21 and over: Discussions begin for an “entertainment district” in downtown Magnolia | Local News

Could downtown Magnolia soon become an entertainment district? If local government discussions are any indicator, a response from Magnolia City Council could be here in the coming months.

During her appearance before city council on Monday, Magnolia’s director of economic development, Ellie Baker, gave her first glimpse of how the historic square could benefit from such a designation. If allowed, downtown customers and restaurateurs of legal age would be allowed to purchase and transport alcoholic beverages within a specified limit, without violating public container laws.

“In short, it allows a licensed restaurant to allow a customer to take their alcoholic beverage – in a cup of a certain size that bears a certain brand – off (the establishment) and potentially to another location in the entertainment district,” says Boulanger. “A lot of towns in Arkansas now have that, and they haven’t really had a problem.”

The Arkansas Legislature passed a law in 2019 that allowed cities to create “entertainment districts” to help boost tourism and local businesses. Since then, entertainment districts have sprung up across the state. Sites range from urban and tourist centers such as Fayetteville, Little Rock and Hot Springs to small towns such as Van Buren and even neighboring El Dorado.

“It’s really a way for people to come to downtown Magnolia and enjoy everything that’s going on,” Baker added. “That could include our Farmer’s Market or our second Thursday market, and people could take their drinks with them.”

The move could also potentially add more business to downtown, according to the city official.

“I spoke with Mountain Home, and they said two new restaurants opened after an entertainment district was added,” she added.

Although open carriage of adult beverages within the district is permitted, items such as bottles, cans, and outside beverages that have not been purchased from specified vendors would not be permitted. There would also likely be restrictions on where customers of legal age could buy drinks.

“It would be very strict,” Baker said. “It’s not something that encourages drinking by any means. It just creates a more inviting atmosphere.

Parameters can also be placed on entertainment districts to help discourage underage purchases and possession of alcohol and to limit drinking hours. In many districts, drinks must be in specially marked cups and sold only through certain vendors. Time constraints can also be imposed on entertainment districts, allowing alcohol to be served only at certain times and on certain days.

According to Baker, his plans call for similar rules, but the final decision rests with the city council.

“This council can put all kinds of stipulations on (the district) they want,” she said.

Temporary permits, according to Baker, could also be authorized for certain cases, such as special events in the square.

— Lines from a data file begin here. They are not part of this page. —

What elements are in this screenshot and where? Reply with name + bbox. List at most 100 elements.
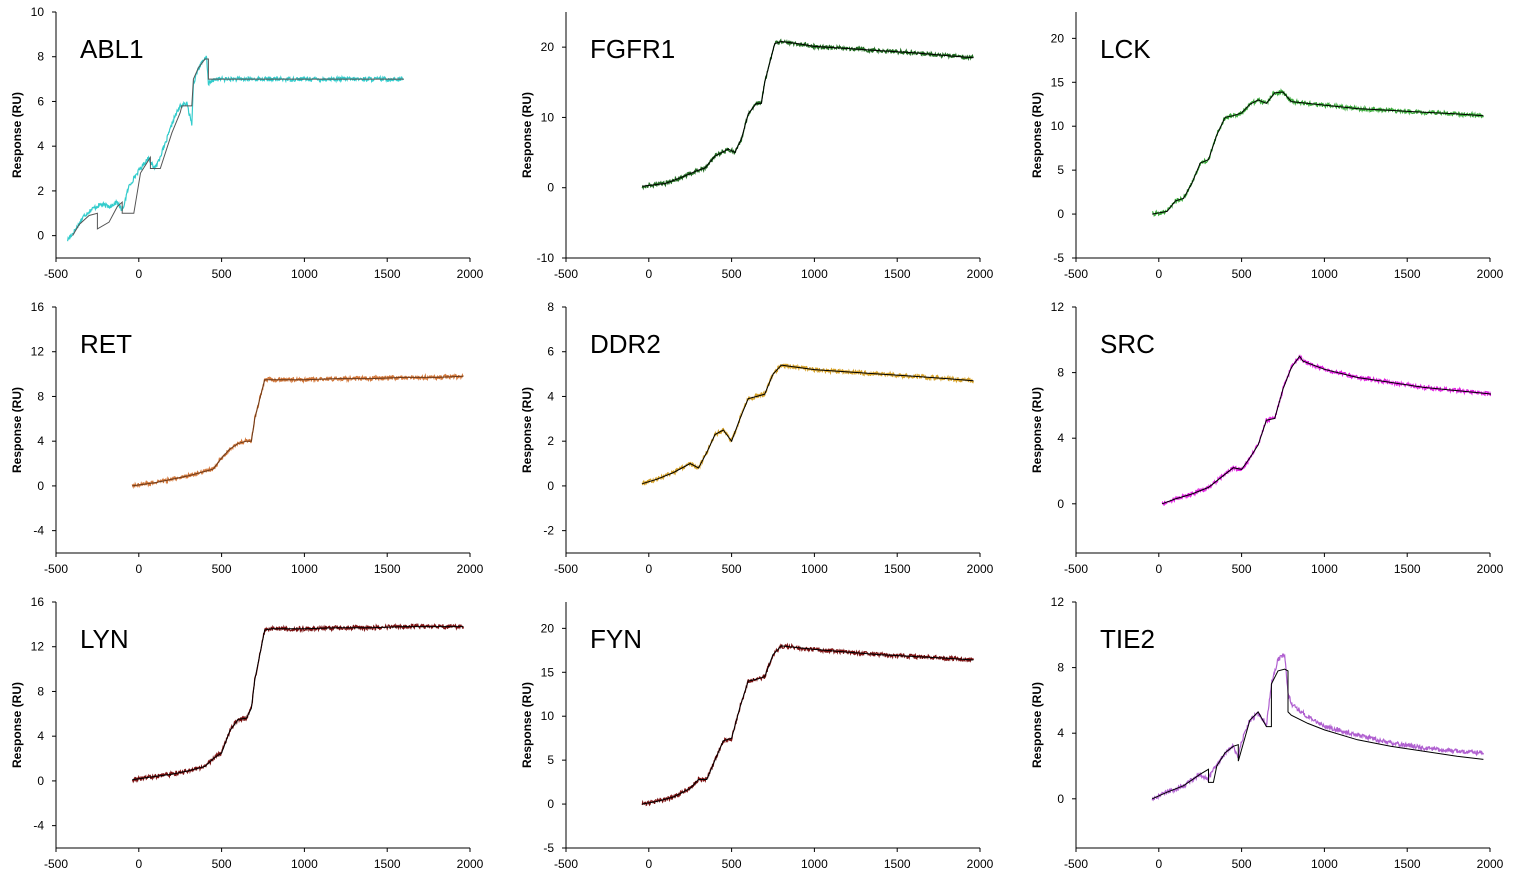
chart-title: LCK bbox=[1100, 34, 1151, 64]
y-tick-label: 20 bbox=[541, 40, 555, 54]
y-tick-label: 4 bbox=[37, 434, 44, 448]
x-tick-label: 500 bbox=[722, 857, 742, 871]
x-tick-label: 1000 bbox=[801, 857, 828, 871]
x-tick-label: 2000 bbox=[457, 857, 484, 871]
chart-panel-abl1: -50005001000150020000246810Time (s)Respo… bbox=[0, 0, 510, 307]
y-tick-label: 10 bbox=[31, 5, 45, 19]
chart-panel-src: -500050010001500200004812Time (s)Respons… bbox=[1020, 295, 1530, 602]
chart-title: RET bbox=[80, 329, 132, 359]
y-tick-label: 4 bbox=[1057, 431, 1064, 445]
x-tick-label: 500 bbox=[722, 267, 742, 281]
fit-series-line bbox=[132, 375, 464, 487]
y-tick-label: 4 bbox=[37, 139, 44, 153]
x-tick-label: 500 bbox=[1232, 562, 1252, 576]
y-axis-label: Response (RU) bbox=[10, 682, 24, 768]
x-tick-label: -500 bbox=[1064, 562, 1088, 576]
y-tick-label: 0 bbox=[547, 479, 554, 493]
y-tick-label: 8 bbox=[37, 684, 44, 698]
x-tick-label: 1000 bbox=[291, 267, 318, 281]
data-series-line bbox=[1151, 653, 1484, 802]
y-axis-label: Response (RU) bbox=[10, 92, 24, 178]
x-tick-label: 500 bbox=[1232, 267, 1252, 281]
chart-svg: -500050010001500200004812Time (s)Respons… bbox=[1030, 300, 1504, 602]
y-tick-label: 15 bbox=[541, 665, 555, 679]
x-tick-label: 500 bbox=[212, 857, 232, 871]
x-tick-label: -500 bbox=[44, 562, 68, 576]
fit-series-line bbox=[72, 58, 404, 236]
x-tick-label: 0 bbox=[645, 857, 652, 871]
y-tick-label: 4 bbox=[1057, 726, 1064, 740]
y-tick-label: 4 bbox=[37, 729, 44, 743]
data-series-line bbox=[641, 38, 974, 191]
y-axis-label: Response (RU) bbox=[1030, 682, 1044, 768]
y-tick-label: 8 bbox=[1057, 661, 1064, 675]
y-axis-label: Response (RU) bbox=[1030, 387, 1044, 473]
y-tick-label: 8 bbox=[1057, 366, 1064, 380]
x-tick-label: 1000 bbox=[291, 857, 318, 871]
x-tick-label: 1500 bbox=[884, 562, 911, 576]
x-tick-label: 0 bbox=[645, 267, 652, 281]
y-tick-label: -2 bbox=[543, 524, 554, 538]
chart-title: FGFR1 bbox=[590, 34, 675, 64]
y-tick-label: 16 bbox=[31, 300, 45, 314]
fit-series-line bbox=[642, 40, 974, 187]
y-tick-label: 0 bbox=[547, 797, 554, 811]
fit-series-line bbox=[1151, 668, 1484, 800]
y-tick-label: 0 bbox=[1057, 497, 1064, 511]
y-tick-label: 10 bbox=[1051, 119, 1065, 133]
x-tick-label: 2000 bbox=[967, 562, 994, 576]
data-series-line bbox=[641, 642, 974, 807]
chart-svg: -50005001000150020000246810Time (s)Respo… bbox=[10, 5, 484, 307]
x-tick-label: 500 bbox=[212, 267, 232, 281]
chart-title: ABL1 bbox=[80, 34, 144, 64]
x-tick-label: 0 bbox=[1155, 267, 1162, 281]
y-tick-label: -5 bbox=[543, 841, 554, 855]
y-tick-label: 20 bbox=[1051, 31, 1065, 45]
y-tick-label: 6 bbox=[547, 345, 554, 359]
x-tick-label: 1500 bbox=[1394, 562, 1421, 576]
y-tick-label: 16 bbox=[31, 595, 45, 609]
y-tick-label: 4 bbox=[547, 389, 554, 403]
x-tick-label: 1500 bbox=[374, 857, 401, 871]
chart-title: TIE2 bbox=[1100, 624, 1155, 654]
y-tick-label: -4 bbox=[33, 819, 44, 833]
x-tick-label: 1000 bbox=[1311, 267, 1338, 281]
x-tick-label: 0 bbox=[1155, 857, 1162, 871]
y-tick-label: 12 bbox=[1051, 595, 1065, 609]
fit-series-line bbox=[132, 626, 464, 781]
y-tick-label: 20 bbox=[541, 621, 555, 635]
x-tick-label: -500 bbox=[44, 267, 68, 281]
y-tick-label: 5 bbox=[1057, 163, 1064, 177]
x-tick-label: 500 bbox=[722, 562, 742, 576]
x-tick-label: 1500 bbox=[374, 562, 401, 576]
data-series-line bbox=[1161, 354, 1491, 506]
y-tick-label: 0 bbox=[1057, 207, 1064, 221]
x-tick-label: 1000 bbox=[801, 267, 828, 281]
x-tick-label: 500 bbox=[212, 562, 232, 576]
fit-series-line bbox=[642, 364, 974, 485]
fit-series-line bbox=[1161, 355, 1491, 505]
data-series-line bbox=[641, 363, 974, 486]
data-series-line bbox=[131, 373, 464, 490]
x-tick-label: 0 bbox=[1155, 562, 1162, 576]
y-axis-label: Response (RU) bbox=[520, 387, 534, 473]
x-tick-label: 2000 bbox=[967, 267, 994, 281]
x-tick-label: 1500 bbox=[884, 267, 911, 281]
data-series-line bbox=[1151, 88, 1484, 218]
y-tick-label: 6 bbox=[37, 94, 44, 108]
chart-title: FYN bbox=[590, 624, 642, 654]
y-tick-label: 12 bbox=[31, 345, 45, 359]
data-series-line bbox=[131, 622, 464, 784]
x-tick-label: 2000 bbox=[457, 562, 484, 576]
x-tick-label: 2000 bbox=[457, 267, 484, 281]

The Magnolia Blossom Festival currently allows a similar permit, but the area that sells alcohol must be barricaded from the rest of the event. By designating downtown Magnolia as an entertainment district, these restrictions could be lifted.

“It would allow everyone to walk in the neighborhood,” she added.

Since the neighborhood is only in the planning stages and still needs to be approved by city council, Baker said Monday that she doesn’t yet have specific boundaries for the map, but noted that it might be similar to the main Magnolia Blossom festival area. She noted, however, that all parking lots or church properties should be off limits.

“I think it’s just not appropriate,” she said.

She also added that Magnolia’s law enforcement leadership is fine with such a district.

“I spoke to the chief of police…and it has the chief of police’s approval on it,” Baker said. “There’s absolutely no way I want to present this without his approval.”

Police Chief Todd Dew, according to Baker, also suggested some security precautions for the district which could include additional video cameras for the area, as well as increased police presence – at least during the initial phases of the district, and additional signage for the territory and its limits.

“It’s very doable what he’s asking for,” she added. “I appreciate that our police chief understands the value this could bring.”

Signage could also be placed on stores or venues that do not wish to allow customers with drinks into their establishments, according to Baker.

While this week’s address to City Council was only informative in nature, Magnolia government leaders were encouraged to seek out the success of entertainment districts in other cities and arm themselves with knowledge about all the potential rules and procedures for such a district.

“It’s very easy to assume what the rules are, versus what they really are, and what they can do for our downtown,” Baker added.

No one on city council specifically spoke out against the idea of ​​an entertainment district in Magnolia, but Alderman Steve Nipper gave his opinion in favor of the issue.

“I fully support it,” he said. “Hopefully places like The Loft and Magnolia Arts could be included as well.”